Extrait - embellie prochaine

Elle se lève. Ses cheveux lui font l’effet d’un champ de bataille où le sang des soldats blessés seraient venus teindre le sol d’une couleur rouille. Un cauchemar, se dit-elle se regardant dans la glace accroché au dessus du lavabo de sa salle de bain. 

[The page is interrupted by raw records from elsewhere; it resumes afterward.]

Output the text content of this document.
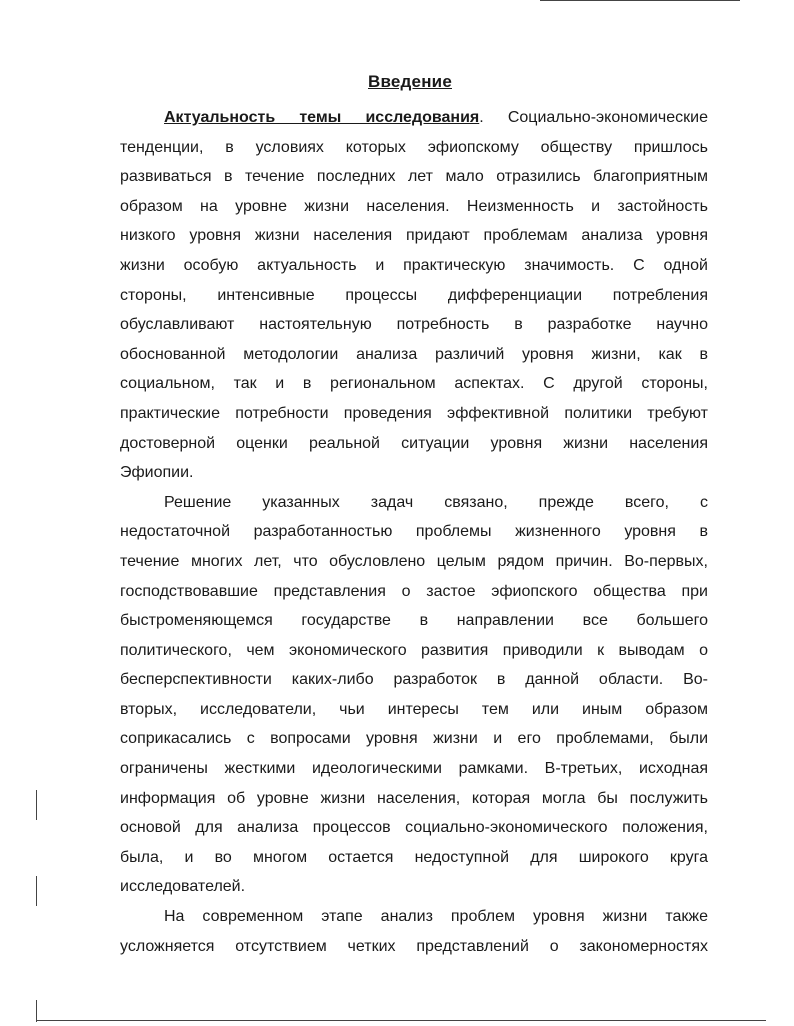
Введение
Актуальность темы исследования. Социально-экономические
тенденции, в условиях которых эфиопскому обществу пришлось
развиваться в течение последних лет мало отразились благоприятным
образом на уровне жизни населения. Неизменность и застойность
низкого уровня жизни населения придают проблемам анализа уровня
жизни особую актуальность и практическую значимость. С одной
стороны, интенсивные процессы дифференциации потребления
обуславливают настоятельную потребность в разработке научно
обоснованной методологии анализа различий уровня жизни, как в
социальном, так и в региональном аспектах. С другой стороны,
практические потребности проведения эффективной политики требуют
достоверной оценки реальной ситуации уровня жизни населения
Эфиопии.
Решение указанных задач связано, прежде всего, с
недостаточной разработанностью проблемы жизненного уровня в
течение многих лет, что обусловлено целым рядом причин. Во-первых,
господствовавшие представления о застое эфиопского общества при
быстроменяющемся государстве в направлении все большего
политического, чем экономического развития приводили к выводам о
бесперспективности каких-либо разработок в данной области. Во-
вторых, исследователи, чьи интересы тем или иным образом
соприкасались с вопросами уровня жизни и его проблемами, были
ограничены жесткими идеологическими рамками. В-третьих, исходная
информация об уровне жизни населения, которая могла бы послужить
основой для анализа процессов социально-экономического положения,
была, и во многом остается недоступной для широкого круга
исследователей.
На современном этапе анализ проблем уровня жизни также
усложняется отсутствием четких представлений о закономерностях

Elle a la chevelure animale, rousse – une crinière. Un fauve qu’elle doit apprivoiser tous les matins. La brosse à la main, énergique, elle ressemble à une dresseuse, ne quitte pas un instant le miroir des yeux pendant qu’elle dompte la rébellion, la brosse comme un fouet à la main. L’homme est derrière elle, sur le seuil de la salle de bain, la regardant faire, regardant ses cheveux magnifiques, ce parterre d’une couleur étrange, un orange juteux qui exploserait en onde lumineuse sur ce bouquet insensé de gerbes fleuris. Un parterre empourpré. La racine un ton plus foncé que le reste, se dit-il, comme une sève qui coulerait abondamment à la racine et qui épuisée n’atteindrait pas le bout de la tige. Car le cheveu est long, bien plus long qu’une route ne menant nulle part. Une route ondulée, aux courbes étroites, un peu bosselée aussi. Long’homme pense au chemin où l’entraine la chevelure, à ce havre de paix, cette île foisonnante où il pourra nicher son visage et gémir tout à l’heure. Cette forêt dense dans laquelle se cacher.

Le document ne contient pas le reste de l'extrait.